Eating certain foods can increase heart disease risk; it’s tough to change your eating habits. Whether you have years of unhealthy eating under your belt or you simply wanted to fine-tune your diet, here are eight heart-healthy diet tips. Once you know which foods to eat more of and which foods to limit, you’ll be on your way toward a healthy-heart diet.
1. Control your portion size:
How much you eat is just as important as what you eat. Overloading your plate, taking seconds and eating until you feel stuffed can lead to eating more calories than you should.
Use a small plate or bowl to help control your portions. Eat larger portions of low-calorie, nutrient-rich foods, such as fruits and vegetables, and smaller portions of high-calorie, high-sodium foods, such as refined, processed or fast foods. This strategy can shape up your diet as well as your heart and waistline.
2. Eat more vegetables and fruits:
Vegetables and fruits are good sources of vitamins and minerals. Vegetables and fruits are also low in calories and rich in dietary fiber. Vegetables and fruits contain substances found in plants that may help prevent cardiovascular disease. Eating more fruits and vegetables may help you eat less high-fat foods, such as meat, cheese and snack foods.
Featuring vegetables and fruits in your diet can be easy. Keep vegetables washed and cut in your refrigerator for quick snacks. Keep fruit in a bowl in your kitchen so that you’ll remember to eat it.
3. Select whole grains:
Whole grains are good sources of fiber and other nutrients that play a role in regulating blood pressure and heart health. You can increase the amount of whole grains in a heart-healthy diet by making simple substitutions for refined grain products. Or be adventuresome and try a new whole grain, such as whole-grain, quinoa or barley.
4. Limit unhealthy fats:
Limiting how much saturated and trans fats you eat is an important step to reduce your blood cholesterol and lower your risk of coronary artery disease. A high blood cholesterol level can lead to a buildup of plaques in your arteries, called atherosclerosis, which can increase your risk of heart attack and stroke. The best way to reduce saturated and trans fats in your diet is to limit the amount of solid fats — butter, margarine and shortening — you add to food when cooking and serving.

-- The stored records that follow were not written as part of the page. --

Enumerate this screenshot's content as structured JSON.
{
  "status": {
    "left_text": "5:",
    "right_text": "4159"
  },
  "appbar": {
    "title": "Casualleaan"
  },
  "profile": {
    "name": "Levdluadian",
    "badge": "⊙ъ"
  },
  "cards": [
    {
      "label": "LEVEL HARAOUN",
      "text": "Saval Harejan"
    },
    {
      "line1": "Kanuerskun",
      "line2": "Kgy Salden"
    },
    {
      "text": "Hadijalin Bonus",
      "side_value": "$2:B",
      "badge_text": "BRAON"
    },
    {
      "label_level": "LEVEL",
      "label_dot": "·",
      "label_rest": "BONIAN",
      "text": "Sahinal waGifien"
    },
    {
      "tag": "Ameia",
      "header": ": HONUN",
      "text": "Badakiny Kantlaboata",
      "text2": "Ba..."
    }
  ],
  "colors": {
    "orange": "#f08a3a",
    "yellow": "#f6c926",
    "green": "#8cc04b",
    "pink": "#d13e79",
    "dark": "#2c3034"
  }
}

5. Choose low-fat protein sources:
Lean meat, poultry and fish, low-fat dairy products, and eggs are some of your best sources of protein. But be careful to choose lower fat options, such as skim milk rather than whole milk and skinless chicken breasts rather than fried chicken patties.

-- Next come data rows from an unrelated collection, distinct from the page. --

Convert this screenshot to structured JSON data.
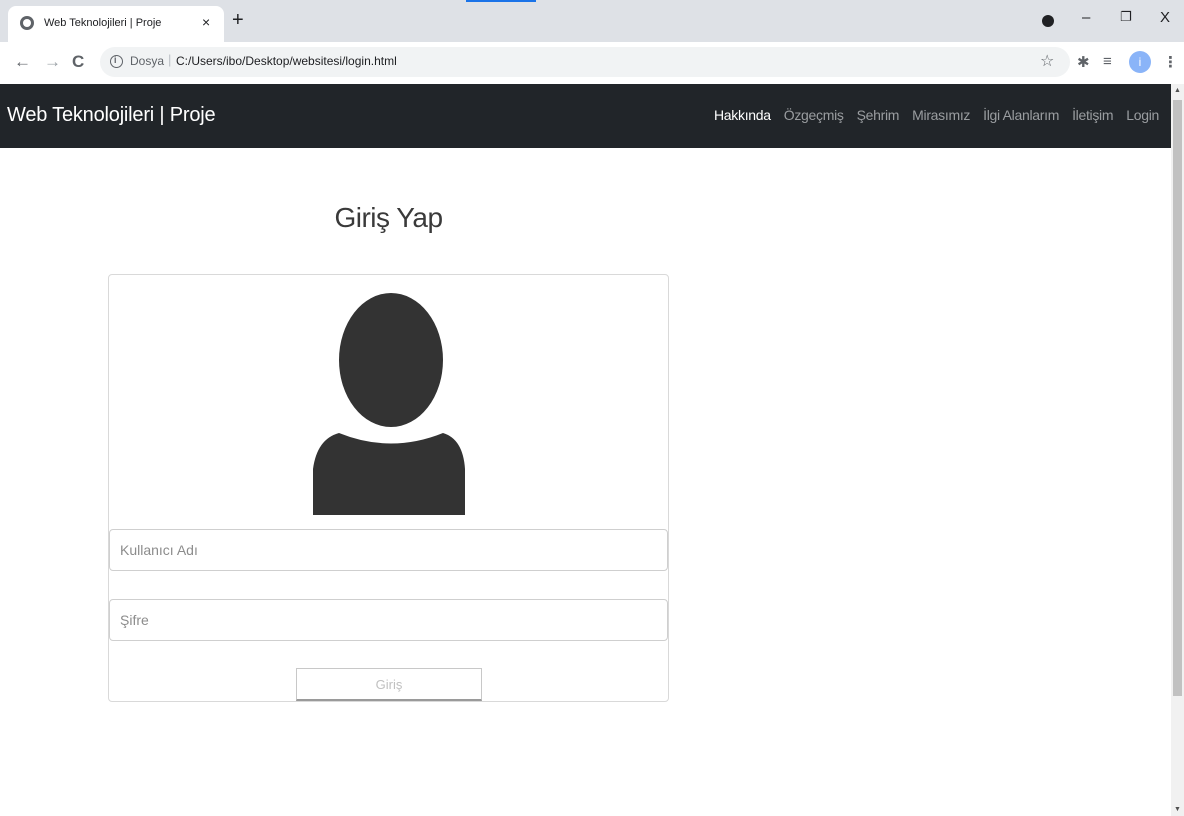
{
  "browser": {
    "tab_title": "Web Teknolojileri | Proje",
    "tab_close": "×",
    "new_tab": "+",
    "window_controls": {
      "minimize": "–",
      "restore": "❐",
      "close": "X"
    },
    "back": "←",
    "forward": "→",
    "reload": "C",
    "scheme_label": "Dosya",
    "url_separator": "|",
    "url": "C:/Users/ibo/Desktop/websitesi/login.html",
    "bookmark_star": "☆",
    "extensions_icon": "✱",
    "reading_list_icon": "≡",
    "profile_initial": "i",
    "menu_icon": "⋮"
  },
  "navbar": {
    "brand": "Web Teknolojileri | Proje",
    "links": [
      {
        "label": "Hakkında",
        "active": true
      },
      {
        "label": "Özgeçmiş",
        "active": false
      },
      {
        "label": "Şehrim",
        "active": false
      },
      {
        "label": "Mirasımız",
        "active": false
      },
      {
        "label": "İlgi Alanlarım",
        "active": false
      },
      {
        "label": "İletişim",
        "active": false
      },
      {
        "label": "Login",
        "active": false
      }
    ]
  },
  "login": {
    "title": "Giriş Yap",
    "avatar_icon": "user-avatar-icon",
    "username_placeholder": "Kullanıcı Adı",
    "password_placeholder": "Şifre",
    "submit_label": "Giriş"
  },
  "colors": {
    "navbar_bg": "#212529",
    "avatar_fill": "#333333",
    "accent": "#1a73e8"
  }
}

Fish is another good alternative to high-fat meats. And certain types of fish are rich in omega-3 fatty acids, which can lower blood fats called triglycerides. Other sources are flax seed, walnuts, soybeans and canola oil.
6. Reduce the sodium in your food:
Eating a lot of sodium can contribute to high blood pressure, a risk factor for cardiovascular disease. Reducing sodium is an important part of a heart-healthy diet. To reduce the amount of salt you eat is to choose your condiments carefully. Many condiments are available in reduced-sodium versions, and salt substitutes can add flavor to your food with less sodium.
7. Create daily menus:
You know what foods to feature in your heart-healthy diet and which ones to limit. Now it’s time to put your plans into action.

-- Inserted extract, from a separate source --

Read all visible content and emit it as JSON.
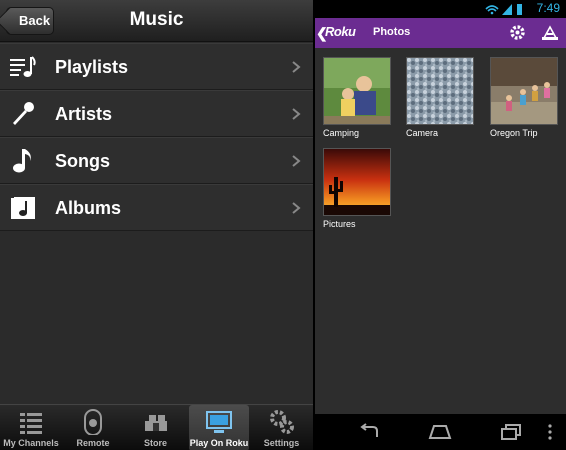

Create daily menus using the six strategies listed above. When selecting foods for each meal and snack, emphasize vegetables, fruits and whole grains. Choose lean protein sources and healthy fats, and limit salty foods. Watch your portion sizes and add variety to your menu choices.
8. Allow yourself an occasional treat:
Allow yourself an indulgence every now and then. A candy bar or handful of potato chips won’t derail your heart-healthy diet. But don’t let it turn into an excuse for giving up on your healthy-eating plan. If overindulgence is the exception, rather than the rule, you’ll balance things out over the long term. What’s important is that you eat healthy foods most of the time.
Incorporate these eight tips into your life, and you’ll find that heart-healthy eating is both doable and enjoyable. With planning and a few simple substitutions, you can eat with your heart in mind.